3. Bring your body forward so that your butt is positioned directly between your wrists.
4. Hold this position for as long as possible and repeat.
MOVE FOUR: Weighted Squat & Lift
Works: your shoulders, biceps, core, and legs
Reps: About 20 (or as many as you can repeat in 1 minute straight)
1. Start by standing upright with feet hips-width apart. Have the kettle bell held into both hands at chest height, close to your body.
2. Lower down into a low squat; the goal is to get low enough for the thighs to be parallel to the floor. Try to keep the back straight rather than arched, using the core to hold you in place.
3. Return to back to starting position, coming up out of the squat and simultaneously lifting the kettlebell directly over your head using both hands. Repeat as many times as you can for 1 minute.
MOVE FIVE: Windmill
Works: your obliques, shoulders, biceps, lower back
Reps: About 20 (or as many as you can repeat in 1 minute straight)
1. Start by standing upright with feet a bit wider than hips-width apart. Hold the kettle bell in your right hand first.
2. Facing forward between your legs, bend to the left side over your leg, keeping both legs straight and reaching with your left hand to the floor. Your right hand holding the kettlebell should come up and over your right shoulder. Look up at the ceiling towards the kettlebell.

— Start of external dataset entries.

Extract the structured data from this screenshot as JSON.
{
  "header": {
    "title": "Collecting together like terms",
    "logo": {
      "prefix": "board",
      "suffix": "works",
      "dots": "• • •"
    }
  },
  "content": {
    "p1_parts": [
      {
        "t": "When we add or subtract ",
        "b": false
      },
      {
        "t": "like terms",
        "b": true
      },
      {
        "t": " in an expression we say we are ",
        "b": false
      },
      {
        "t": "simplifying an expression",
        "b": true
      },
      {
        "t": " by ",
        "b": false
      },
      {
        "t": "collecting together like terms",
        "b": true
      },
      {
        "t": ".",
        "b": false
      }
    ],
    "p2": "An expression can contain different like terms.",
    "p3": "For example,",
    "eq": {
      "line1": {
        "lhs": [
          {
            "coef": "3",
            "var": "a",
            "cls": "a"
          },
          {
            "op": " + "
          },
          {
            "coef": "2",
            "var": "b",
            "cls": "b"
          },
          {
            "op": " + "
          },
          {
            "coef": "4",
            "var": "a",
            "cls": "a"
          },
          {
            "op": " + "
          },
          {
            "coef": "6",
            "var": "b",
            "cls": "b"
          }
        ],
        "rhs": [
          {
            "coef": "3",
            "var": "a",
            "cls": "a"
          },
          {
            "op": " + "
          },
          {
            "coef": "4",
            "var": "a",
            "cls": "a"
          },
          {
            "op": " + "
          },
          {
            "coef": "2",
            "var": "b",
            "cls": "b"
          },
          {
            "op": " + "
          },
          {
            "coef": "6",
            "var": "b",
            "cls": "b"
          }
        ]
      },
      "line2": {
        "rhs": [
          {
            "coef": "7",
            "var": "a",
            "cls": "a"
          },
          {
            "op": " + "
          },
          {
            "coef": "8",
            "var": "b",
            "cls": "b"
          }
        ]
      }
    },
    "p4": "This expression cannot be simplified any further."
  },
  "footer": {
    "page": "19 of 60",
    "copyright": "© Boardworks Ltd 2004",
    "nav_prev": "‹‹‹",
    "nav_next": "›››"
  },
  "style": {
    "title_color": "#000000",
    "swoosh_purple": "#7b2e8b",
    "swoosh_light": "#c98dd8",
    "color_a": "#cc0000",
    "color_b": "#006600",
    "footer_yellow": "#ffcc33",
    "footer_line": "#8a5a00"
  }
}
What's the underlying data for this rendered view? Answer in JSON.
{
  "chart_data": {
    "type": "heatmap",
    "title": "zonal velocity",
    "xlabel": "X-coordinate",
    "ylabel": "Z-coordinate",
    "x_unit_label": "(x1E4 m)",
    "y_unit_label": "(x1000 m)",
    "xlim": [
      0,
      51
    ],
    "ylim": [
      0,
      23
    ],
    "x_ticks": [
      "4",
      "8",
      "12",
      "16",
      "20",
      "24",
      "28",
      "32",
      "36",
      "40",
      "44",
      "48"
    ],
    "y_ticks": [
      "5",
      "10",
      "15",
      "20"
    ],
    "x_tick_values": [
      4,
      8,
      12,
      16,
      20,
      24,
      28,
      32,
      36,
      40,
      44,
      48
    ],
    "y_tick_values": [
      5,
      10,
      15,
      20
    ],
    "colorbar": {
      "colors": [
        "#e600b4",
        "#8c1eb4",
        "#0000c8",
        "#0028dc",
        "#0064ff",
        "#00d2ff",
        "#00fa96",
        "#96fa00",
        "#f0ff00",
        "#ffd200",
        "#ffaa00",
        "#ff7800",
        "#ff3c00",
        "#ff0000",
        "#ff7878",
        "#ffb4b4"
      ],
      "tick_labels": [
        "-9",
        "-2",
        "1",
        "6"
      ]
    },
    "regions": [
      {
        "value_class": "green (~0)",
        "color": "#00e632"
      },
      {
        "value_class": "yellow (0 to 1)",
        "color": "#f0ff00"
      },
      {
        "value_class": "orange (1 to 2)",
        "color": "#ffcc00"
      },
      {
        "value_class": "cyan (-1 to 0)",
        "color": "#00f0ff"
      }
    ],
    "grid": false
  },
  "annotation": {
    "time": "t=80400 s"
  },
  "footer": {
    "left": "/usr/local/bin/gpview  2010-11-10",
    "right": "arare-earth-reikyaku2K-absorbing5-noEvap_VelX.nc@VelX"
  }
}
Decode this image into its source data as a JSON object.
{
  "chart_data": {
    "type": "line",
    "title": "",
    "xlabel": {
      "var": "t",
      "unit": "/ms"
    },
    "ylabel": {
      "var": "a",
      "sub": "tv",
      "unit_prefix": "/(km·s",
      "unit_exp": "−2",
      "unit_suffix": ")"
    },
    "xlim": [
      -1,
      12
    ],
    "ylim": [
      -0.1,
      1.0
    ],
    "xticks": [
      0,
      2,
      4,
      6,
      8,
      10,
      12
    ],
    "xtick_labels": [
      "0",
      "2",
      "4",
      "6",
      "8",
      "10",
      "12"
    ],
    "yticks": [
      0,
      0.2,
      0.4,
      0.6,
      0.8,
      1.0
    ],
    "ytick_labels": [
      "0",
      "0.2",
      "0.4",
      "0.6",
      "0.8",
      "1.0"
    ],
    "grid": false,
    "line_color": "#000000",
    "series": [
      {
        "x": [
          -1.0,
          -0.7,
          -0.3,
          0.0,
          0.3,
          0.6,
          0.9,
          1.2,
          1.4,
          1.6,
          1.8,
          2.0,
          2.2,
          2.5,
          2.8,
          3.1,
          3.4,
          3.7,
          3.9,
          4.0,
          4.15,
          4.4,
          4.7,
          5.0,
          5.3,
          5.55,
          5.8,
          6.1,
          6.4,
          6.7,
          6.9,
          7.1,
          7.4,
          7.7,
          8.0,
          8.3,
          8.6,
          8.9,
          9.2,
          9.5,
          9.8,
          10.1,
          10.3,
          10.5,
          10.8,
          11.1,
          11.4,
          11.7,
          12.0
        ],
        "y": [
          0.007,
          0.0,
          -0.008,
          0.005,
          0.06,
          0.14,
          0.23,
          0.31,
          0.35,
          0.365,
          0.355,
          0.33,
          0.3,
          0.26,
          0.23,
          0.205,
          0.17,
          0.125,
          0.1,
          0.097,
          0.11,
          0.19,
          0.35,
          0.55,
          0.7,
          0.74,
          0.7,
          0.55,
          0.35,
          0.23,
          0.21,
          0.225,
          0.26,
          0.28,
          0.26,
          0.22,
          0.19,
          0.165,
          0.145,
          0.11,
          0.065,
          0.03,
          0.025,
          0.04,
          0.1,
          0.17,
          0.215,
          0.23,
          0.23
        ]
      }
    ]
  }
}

3. Come back upright, repeating on the same side by using your arm strength to lower and raise the kettlebell in your right hand. Repeat on the same side for 30 seconds, then switch sides.
More Support for Kettlebell Workouts
Although they’ve been getting tons of praise in recent years and are still growing in popularity, kettle bell workouts are nothing new to the fitness world; they have been popular around the world for centuries, especially in places like Russia. It’s believed that they got their start in Ancient Greece and later spread to Russia around the 18th century, where kettle bells are still extremely popular and meaningful today.
In Russia kettle bells were first used as a means of measuring crops and goods for trade, but people quickly caught onto how much strength could be built by maneuvering kettle bells around all day. At this time Russians began competing with kettlebells and featuring kettle bell strength competitions at festivals and fairs for amusement.
To this day kettle bell competitions are popular across Russia and draw big crowds. The Russians were really on to something when they popularized the kettlebell workout!
Kettle bells came to North America in the 20th century after a Soviet Special Forces physical training instructor introduced the cast iron weights and their various physical benefits to a new interested population of exercisers.
It didn’t take long for fitness magazines, websites, and enthusiasts to pick up on the kettlebell workout trend. In the early 2000’s, RKC certification was established which qualified “Certified Kettle Bell Instructors.” Since this time, other organizations and certifications have been put in place, and kettlebells have become widely popular and used in almost every gym across America.
So whether you’re new to strength training and the health benefits of resistance and burst workouts, or you’re a seasoned vet in the gym weight room, take note from Ancient Greek and 18th Century Russian athletes and give kettlebell workouts a chance; cut your exercise time in half, while gaining double the benefits!